A few great books to look for in the library:

_Mudpies to Magnets_ and _More Mudpies to Magnets_ by Robert A. Williams, et. al.

_Bubbles, Rainbows, and Worms_ by Sam Ed Brown

Any of the _ (_________) for Every Kid_ books (Earth Science, Human Body, etc.) by Janice VanCleave.

_Adventures with Atoms and Molecules_ (any volume) by Mebane and Rybolt. These are generally for older elementary, but I'm sure a K'er will enjoy the reactions and such.

Any of the _Usborne Book of Science Activities_ (vol. 1, 2, or 3). Usborne has several series of science books - you might want to look at their whole "catalog".

_Developing Critical Thinking Through Science_ from Critical Thinking Company (recommended by Dr, Jay Wile, founder of Apologia)

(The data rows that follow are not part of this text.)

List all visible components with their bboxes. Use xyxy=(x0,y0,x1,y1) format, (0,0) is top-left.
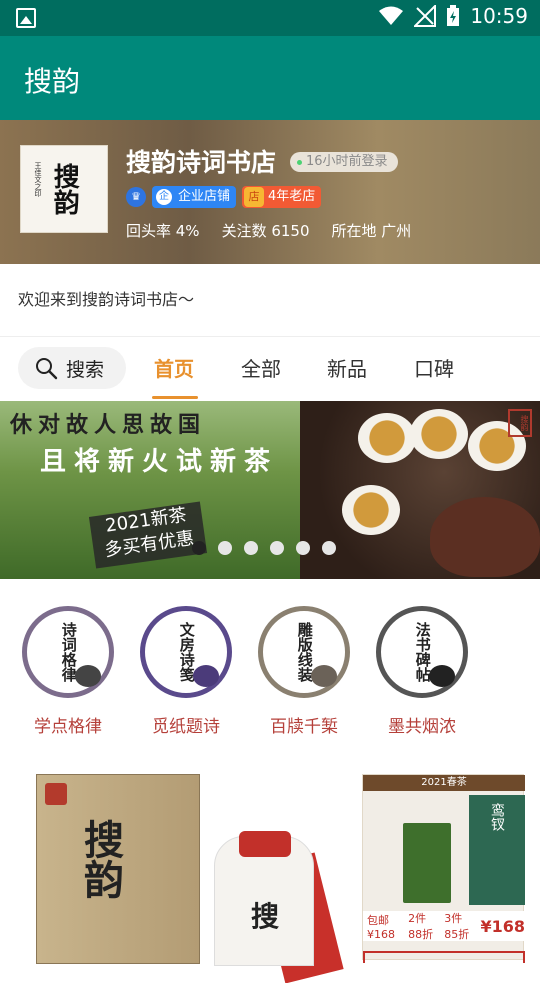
category-label: 百牍千椠 xyxy=(270,717,338,737)
tab-new[interactable]: 新品 xyxy=(327,353,367,382)
enterprise-label: 企业店铺 xyxy=(178,189,231,204)
tea-set-image xyxy=(300,401,540,579)
category-shijian[interactable]: 文房诗笺 觅纸题诗 xyxy=(136,606,236,737)
tea-price-strip: 包邮¥168 2件88折 3件85折 ¥168 xyxy=(363,911,525,941)
category-ink-circle: 法书碑帖 xyxy=(376,606,468,698)
shop-stats: 回头率 4% 关注数 6150 所在地 广州 xyxy=(126,220,411,241)
category-beitie[interactable]: 法书碑帖 墨共烟浓 xyxy=(372,606,472,737)
search-label: 搜索 xyxy=(66,358,105,381)
logo-calligraphy: 搜韵 xyxy=(49,163,80,215)
teapot xyxy=(430,497,540,577)
carousel-dot[interactable] xyxy=(244,541,258,555)
tea-bag-text: 鸾钗 xyxy=(489,803,505,831)
category-ink-circle: 雕版线装 xyxy=(258,606,350,698)
carousel-dot[interactable] xyxy=(218,541,232,555)
banner-seal: 搜韵 xyxy=(508,409,532,437)
banner-poem-line1: 休对故人思故国 xyxy=(10,412,207,438)
carousel-dots xyxy=(192,541,336,555)
tea-price: ¥168 xyxy=(480,916,525,936)
tea-cup xyxy=(410,409,468,459)
status-time: 10:59 xyxy=(470,4,528,28)
tea-offer-2: 3件85折 xyxy=(444,912,470,941)
tea-next-item-border xyxy=(363,951,525,963)
search-icon xyxy=(36,358,58,380)
ink-stone-icon xyxy=(193,665,219,687)
bottle-cap xyxy=(239,831,291,857)
tab-home[interactable]: 首页 xyxy=(154,353,194,382)
category-ink-circle: 文房诗笺 xyxy=(140,606,232,698)
ink-stone-icon xyxy=(311,665,337,687)
repeat-rate: 回头率 4% xyxy=(126,222,200,240)
old-store-label: 4年老店 xyxy=(268,189,316,204)
bottle-label-text: 搜 xyxy=(251,900,280,933)
login-status-badge: 16小时前登录 xyxy=(290,152,398,172)
old-store-badge: 店 4年老店 xyxy=(242,186,322,208)
active-tab-indicator xyxy=(152,396,198,399)
no-signal-icon xyxy=(414,5,437,27)
category-ink-circle: 诗词格律 xyxy=(22,606,114,698)
product-box-calligraphy: 搜韵 xyxy=(77,819,124,899)
tea-bag: 鸾钗 xyxy=(469,795,525,905)
tea-offer-1: 2件88折 xyxy=(408,912,434,941)
battery-charging-icon xyxy=(447,5,460,26)
logo-small-text: 王佳文之印 xyxy=(34,162,42,197)
product-book-box[interactable]: 搜韵 xyxy=(36,774,200,964)
category-label: 学点格律 xyxy=(34,717,102,737)
shop-location: 所在地 广州 xyxy=(331,222,412,240)
tea-can xyxy=(403,823,451,903)
ink-stone-icon xyxy=(429,665,455,687)
carousel-dot[interactable] xyxy=(296,541,310,555)
category-row: 诗词格律 学点格律 文房诗笺 觅纸题诗 雕版线装 百牍千椠 法书碑帖 墨共烟浓 xyxy=(0,600,540,750)
category-gelv[interactable]: 诗词格律 学点格律 xyxy=(18,606,118,737)
category-label: 觅纸题诗 xyxy=(152,717,220,737)
crown-icon: ♛ xyxy=(126,187,146,207)
tea-header: 2021春茶 xyxy=(363,775,525,791)
ink-stone-icon xyxy=(75,665,101,687)
banner-poem-line2: 且将新火试新茶 xyxy=(40,447,279,477)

Also, go to Rainbow Resource and browse through what they have in science. I'm sure you'll find plenty to keep you occupied!
I saw something on childrens tv where they dropped raisins into a bottle of carbonated water and the raisins kept going up and down.
One my daughter loves is when we make a channel system with mud. We use sharp builders sand and water to make the mud. She loves watching the water flow down the channels.
Yea! Kinder! They love bugs! I would go to home depot or other garden center and do something with ladybugs and hand held microscopes! They sell them for less than a dollar! You could read a book about insects(ladybg books are easy to find! and make ladybugs out of construction paper and other art supplys!while drawing attention to the parts.
I worked in a science center, and kindergarteners were among my favorite visitors. A few favorite experiments:

- Ooblek: goop made from corn starch + water. Interesting properties when squeezed.
- Light, color, and shadow: flashlights + anything tinted w/color and translucent + different things that cast shadows. Open-ended play to discover how colors mix to form other colors, as well as how translucent vs. opaque objects work with a flashlight.
- Cabbage juice. Boil purple cabbage until the water is deep blue/purple (and smelly!). Remove leaves and let juice cool. Pour juice into small containers (trimmed-down paper cups, for example). With eyedropper, add vinegar and/or baking soda. Cabbage juice changes color; vinegar reacts fizzily to baking soda.
- Bubbles. Have all kinds of different "wands" available, including various (non-sharp) kitchen utensils.
- A strong magnifying glass and pond water. Lots of little squirmy things to look at!